Quantum Machine Learning Advances with New kNN Algorithm, Despite Qubit Challenges

Quantum Machine Learning (QML) applies quantum computation to machine learning tasks, potentially offering a quantum advantage over classical methods. A new quantum k-nearest neighbors (kNN) algorithm based on Euclidean distance has been proposed, characterized by a low qubit requirement and a simple quantum circuit.

The algorithm was tested using Qiskit and showed promising results in terms of classification accuracy and correctness. However, the number of qubits required for real-world quantum machine implementation remains a challenge. As quantum computing technology advances, the performance and applicability of such algorithms are expected to improve, making QML a promising field of research.

What is Quantum Machine Learning and its Significance?

Quantum Machine Learning (QML) is a recent and popular field of scientific investigation within the realm of quantum computing. It involves the application of quantum computation to machine learning (ML) tasks, offering solutions that theoretically have a quantum advantage over their classical counterparts. QML is seen as a promising way to utilize existing prototypes of quantum computers to tackle real-world problems.

A common practical approach in QML involves executing quantum algorithms as subroutines of more complex learning schemes. In these schemes, a quantum machine is used as a coprocessor within a hybrid architecture. This approach presents an interesting alternative to the development of quantum algorithms that fully accomplish ML tasks under the strong assumptions of ideality and universality of the quantum hardware.

Over the last decade, several intriguing QML algorithms have been proposed and characterized from a theoretical viewpoint. Some have also been empirically tested. Notable examples include the quantum SVM proposed by Rebentrost et al. (2014), distance-based classifiers like the one defined by Schuld et al. (2017), and quantum neural networks whose performance has been discussed by Abbas et al. (2021).

What is the k-Nearest Neighbors Algorithm and its Quantum Variants?

The k-nearest neighbors (kNN) algorithm is a basic machine learning (ML) algorithm. It is a simple and widely used classification algorithm that assigns a label to an unclassified data instance according to the labels of the k-nearest training instances. To do this, a suitable reference distance in the space in which the data are represented must be selected. In the classical realm, typical choices are the Hamming distance and the Euclidean distance.

Several quantum versions of the kNN algorithm have been proposed. However, in the quantum realm, the Euclidean distance has not received much consideration. This article introduces a novel quantum kNN algorithm based on the Euclidean distance. The algorithm is characterized by a quantum encoding requiring a low number of qubits and a simple quantum circuit not involving oracles, aspects that favor its realization.

How is the Quantum kNN Algorithm Based on Euclidean Distance Implemented?
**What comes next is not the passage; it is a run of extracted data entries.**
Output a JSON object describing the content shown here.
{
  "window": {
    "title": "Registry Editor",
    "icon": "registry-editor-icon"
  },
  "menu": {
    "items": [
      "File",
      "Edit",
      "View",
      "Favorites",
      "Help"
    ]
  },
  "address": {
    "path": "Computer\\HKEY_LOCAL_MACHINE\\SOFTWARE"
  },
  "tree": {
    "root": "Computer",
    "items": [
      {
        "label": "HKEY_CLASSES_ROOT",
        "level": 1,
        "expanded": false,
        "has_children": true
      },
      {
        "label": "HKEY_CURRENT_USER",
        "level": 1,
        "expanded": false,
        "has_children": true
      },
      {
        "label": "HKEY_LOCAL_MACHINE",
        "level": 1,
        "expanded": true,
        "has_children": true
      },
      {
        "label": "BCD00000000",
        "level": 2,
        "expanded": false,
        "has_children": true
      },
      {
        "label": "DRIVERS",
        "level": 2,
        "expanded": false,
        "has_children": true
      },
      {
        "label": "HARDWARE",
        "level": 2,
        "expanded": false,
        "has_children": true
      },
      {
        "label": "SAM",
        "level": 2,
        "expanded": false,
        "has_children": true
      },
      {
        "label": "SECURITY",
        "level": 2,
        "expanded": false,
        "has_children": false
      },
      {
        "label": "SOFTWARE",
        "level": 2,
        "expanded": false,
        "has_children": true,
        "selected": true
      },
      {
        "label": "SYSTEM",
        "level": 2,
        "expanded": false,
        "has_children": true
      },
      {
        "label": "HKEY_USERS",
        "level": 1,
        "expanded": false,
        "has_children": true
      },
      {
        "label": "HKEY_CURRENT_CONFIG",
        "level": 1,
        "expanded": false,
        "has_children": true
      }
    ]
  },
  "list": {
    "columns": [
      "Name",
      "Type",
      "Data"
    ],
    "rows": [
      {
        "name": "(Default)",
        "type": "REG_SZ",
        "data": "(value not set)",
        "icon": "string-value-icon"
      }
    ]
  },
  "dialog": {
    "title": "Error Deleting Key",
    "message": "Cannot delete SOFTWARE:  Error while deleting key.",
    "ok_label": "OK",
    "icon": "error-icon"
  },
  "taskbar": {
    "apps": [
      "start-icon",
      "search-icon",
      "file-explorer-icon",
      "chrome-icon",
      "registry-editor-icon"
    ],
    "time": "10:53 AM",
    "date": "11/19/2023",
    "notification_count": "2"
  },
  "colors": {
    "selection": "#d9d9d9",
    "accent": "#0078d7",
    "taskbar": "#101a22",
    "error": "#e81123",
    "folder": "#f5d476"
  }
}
The quantum kNN algorithm based on the Euclidean distance is implemented using a novel quantum encoding with low qubit requirements and a simple quantum circuit. This makes the implementation particularly advantageous. Like other algorithms involving the quantum computation of the Euclidean distance, an exponential speedup over a classical calculation can be obtained, assuming the availability of a quantum random-access memory (QRAM) for data retrieval.

The algorithm has been implemented using Qiskit and run with three different execution modalities: classical, statevector, and simulation. The empirical evaluation on a real quantum machine was prevented by the number of qubits required by the considered experiments.

What are the Results and Implications of the Quantum kNN Algorithm Based on Euclidean Distance?

The performance of the proposed quantum kNN algorithm was analyzed in terms of classification accuracy and correctness of the nearest neighbors found, evaluated through the Jaccard index. The results showed the correctness of the formulation, a drop in the performance of the algorithm when the number of measurements is limited, the competitiveness with respect to some classical baseline methods in the ideal case, and the possibility of improving the performance by increasing the number of measurements.

These findings suggest that the quantum kNN algorithm based on the Euclidean distance could be a valuable tool in the field of quantum machine learning. However, further research and development are needed to overcome the limitations related to the number of qubits required for real-world quantum machine implementation.

What is the Future of Quantum Machine Learning?

The development and testing of quantum machine learning algorithms, such as the quantum kNN algorithm based on the Euclidean distance, are crucial steps towards the practical application of quantum computing in real-world problems. As quantum computing technology continues to advance, it is expected that the performance and applicability of these algorithms will improve.

However, the field of quantum machine learning also faces significant challenges. These include the need for quantum hardware that can support the high number of qubits required by complex algorithms, and the development of quantum algorithms that can fully accomplish machine learning tasks under the strong assumptions of ideality and universality of the quantum hardware.

Despite these challenges, the potential benefits of quantum machine learning, such as the ability to process large amounts of data at unprecedented speeds, make it a promising field of research. As such, it is expected to continue attracting significant scientific and commercial interest in the coming years.